Lower than normal demand could put pressure on Malaysia’s benchmark crude palm oil prices, which had already fallen nearly 30% since 23 January – the date when China, the second largest global palm oil consumer, started the world’s first COVID-19 related lockdown.

Palm oil demand typically increased in the two months before Ramadan, which began on 23 April this year and ends with Eid al-Fitr on 23 May. Importers usually stocked up on the edible oil in anticipation of increased food consumption as families and friends met in communal feasts to break their daily fasts, Reuters said.

With people under lockdown unable to gather as normal this year – and with many restaurants, canteens and hotels shut – iftar, or break-fast meals, were expected to be on a smaller scale.

Traders and analysts told Reuters that purchases from major Ramadan buyers in India, Bangladesh, Pakistan, Saudi Arabia and Iran had picked up in early March, but had slumped since governments had enacted lockdown measures.

“We have lost that window for Ramadan demand to pick up, we should have seen a lot higher shipments to the Middle East in the beginning of March,” Sathia Varqa, owner of Singapore-based Palm Oil Analytics, was quoted as saying by Reuters.

March palm oil exports from Malaysia, the world’s second largest producer, had fallen 27% from a year earlier to 1.2M tonnes, the lowest volume for March since at least 2016, according to Malaysian Palm Oil Board data.

Top producer Indonesia’s March exports had been higher than in February but had fallen 3% from a year earlier to 1.9M tonnes, according to Refinitiv data.

With buyers in the Middle East under lockdown, Varqa told Reuters it was difficult to see a seasonal peak.

In India, the world’s biggest edible oil consumer, the hotel, restaurant and catering industry was a major user of palm oil, but demand from this sector had fallen as much as 40% due to a nationwide lockdown, according to analysis by the Malaysian Palm Oil Council (MPOC).
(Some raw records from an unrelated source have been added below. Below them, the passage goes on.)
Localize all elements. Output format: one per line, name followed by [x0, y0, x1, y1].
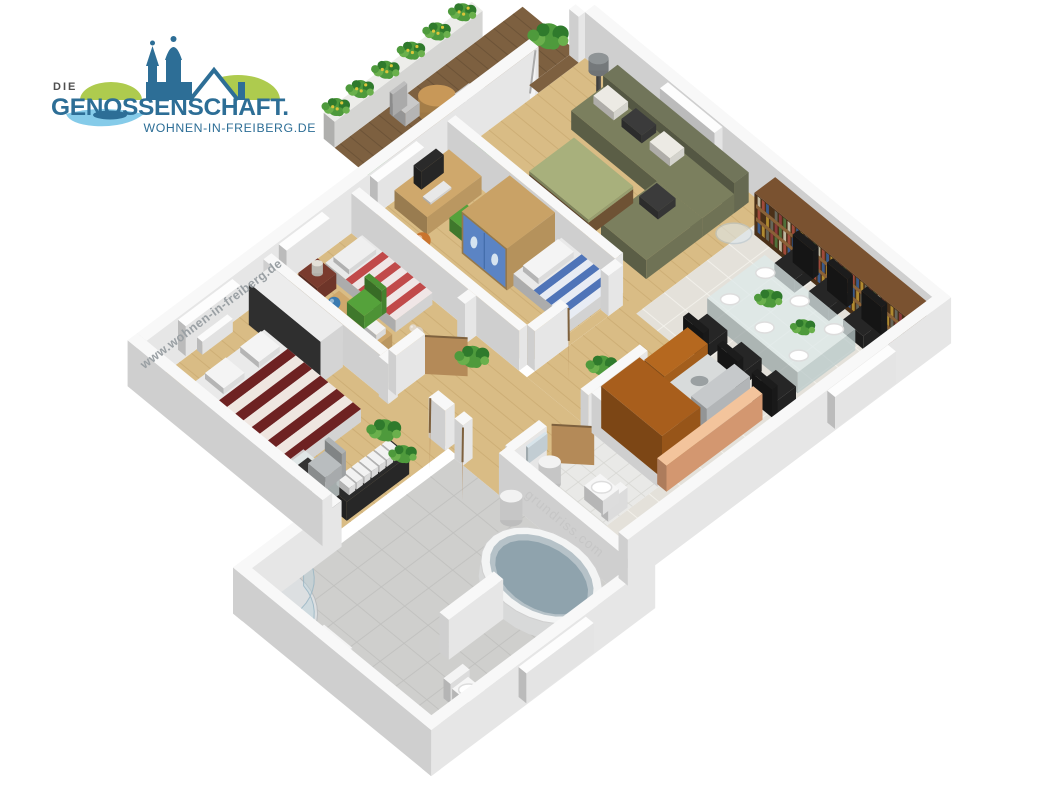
wall-kids1-hall-a — [457, 289, 476, 344]
wall-clock — [716, 223, 752, 243]
bath-sink — [500, 490, 522, 527]
logo-subtitle: WOHNEN-IN-FREIBERG.DE — [144, 121, 316, 135]
page: www.wohnen-in-freiberg.degrundriss.com D… — [0, 0, 1053, 790]
plate-6 — [789, 350, 808, 361]
logo-title: GENOSSENSCHAFT. — [51, 94, 289, 121]
kitchen-sink — [691, 376, 709, 386]
floor-lamp-shade — [588, 53, 608, 77]
plate-3 — [824, 324, 843, 335]
plate-4 — [721, 294, 740, 305]
plate-1 — [756, 267, 775, 278]
brand-logo: DIE GENOSSENSCHAFT. WOHNEN-IN-FREIBERG.D… — [50, 34, 322, 136]
wall-kids2-hall-a — [601, 259, 623, 316]
plate-5 — [755, 322, 774, 333]
wc-toilet-seat — [592, 482, 612, 494]
wall-west-a — [569, 4, 585, 63]
logo-kicker: DIE — [53, 81, 77, 93]
plate-2 — [790, 296, 809, 307]
kids1-lamp — [312, 260, 323, 276]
Indian palm oil demand usually increased around 10% during festivals such as Ramadan, but such an increase was unlikely this year, Sudhakar Desai, president of the Indian Vegetable Oil Producers’ Association (IVPA) told Reuters.

“For the first time this year we will see a fall in per capita consumption,” Desai said.

The country’s palm oil imports in March had fallen 58% from a year earlier to 335,308 tonnes according to data compiled by industry body the Solvent Extractors’ Association.

In April, India’s palm oil imports could plunge to 450,000 tonnes from 707,450 tonnes a year earlier, IVPA’s Desai told Reuters.

Pakistan’s palm oil imports in March had been 40,000-50,000 tonnes lower than forecast, while trading in Bangladesh’s local market had been slow since mid-March, according to MPOC analysis.

“Purchasing power is falling. People are losing jobs or witnessing pay cuts. This will have an impact on palm consumption,” a Mumbai-based dealer with a global trading company told Reuters.